O «guia para a tuberculose infantil: em direção a zero mortes», divulgado hoje pela organização estima que 120 milhões de dólares (88,8 milhões de euros) por ano poderiam salvar dezenas de milhar de crianças da doença, incluindo as infetadas com tuberculose e sida.

O guia recomenda dez ações aos níveis nacional e global, como, entre outros, a inclusão das necessidades das crianças e dos adolescentes na pesquisa e nas práticas clínicas, medidas preventivas, treino e desenvolvimento de materiais de referência para os profissionais de saúde.

A OMS estima que um em cada dez casos de tuberculose (entre 6 a 10 por cento do total de casos) ocorre neste grupo etário, mas alerta que o número pode ser maior, já que a doença não é diagnosticada em muitas crianças.
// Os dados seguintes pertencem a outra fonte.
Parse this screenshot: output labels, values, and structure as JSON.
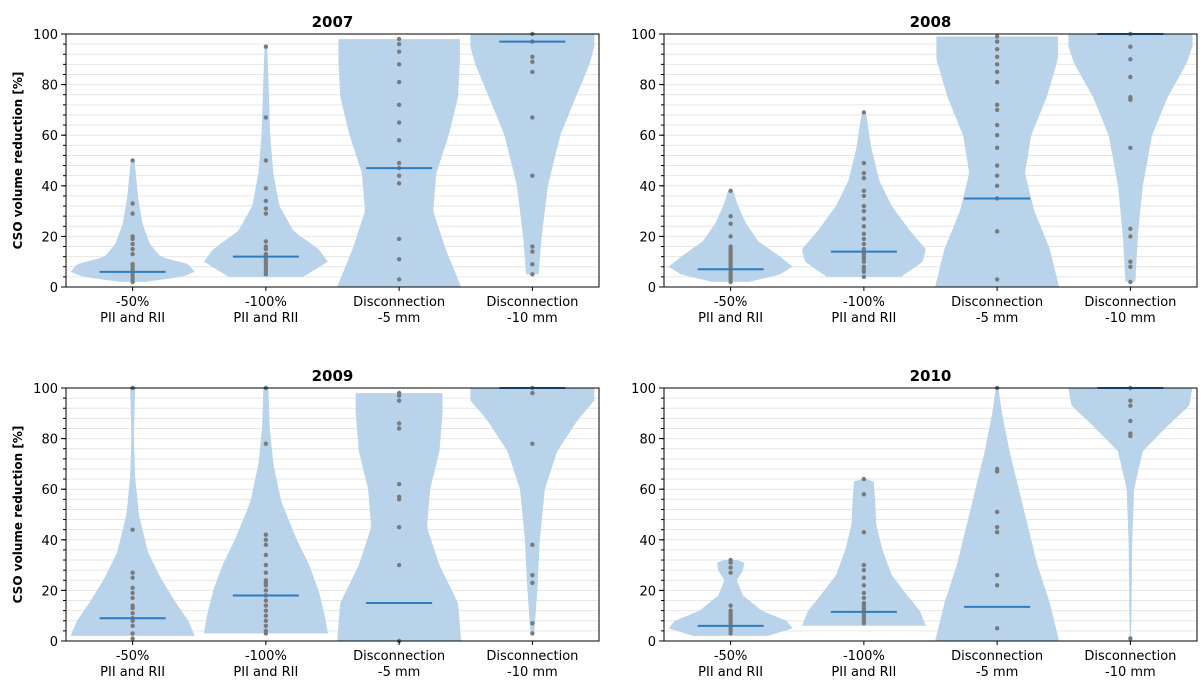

«A tuberculose pode prevenir-se e tratar-se e este guia foca-se em ações imediatas que governos e parceiros podem adotar para acabar com a morte de crianças», afirmou à Lusa, Mario Raviglione, diretor do Programa Global para a Tuberculose, da OMS.

O valor de 120 milhões de dólares avançado pela OMS inclui 40 milhões (29,6 milhões de euros) para tratamentos antirretrovirais contra o VIH e terapias preventivas para crianças que contraem as duas doenças.

«Demasiadas crianças com tuberculose não estão a receber o tratamento de que necessitam», disse à Lusa o diretor dos programas para a UNICEF, Nicholas Alipui.

Esses fundos permitirão melhorar o diagnóstico e os tratamentos para crianças e a integração dos tratamentos da tuberculose nos programas existentes de saúde materna e infantil, bem como preparar melhor os profissionais de saúde e melhorar meios como medicamentos, diagnósticos e vacinas, sublinha o documento.

«Para atingirmos as zero mortes por tuberculose temos que nos focar nos grupos mais vulneráveis e as crianças são as mais vulneráveis de todos. Os passos definidos neste documento são simples e baratos», frisou Lucica Ditiu, secretária executiva da Parceria para acabar com a tuberculose.

Mais de 175 países assinaram uma declaração, em junho de 2012, visando redobrar esforços para acabar com a morte de crianças por doenças que se podem prevenir.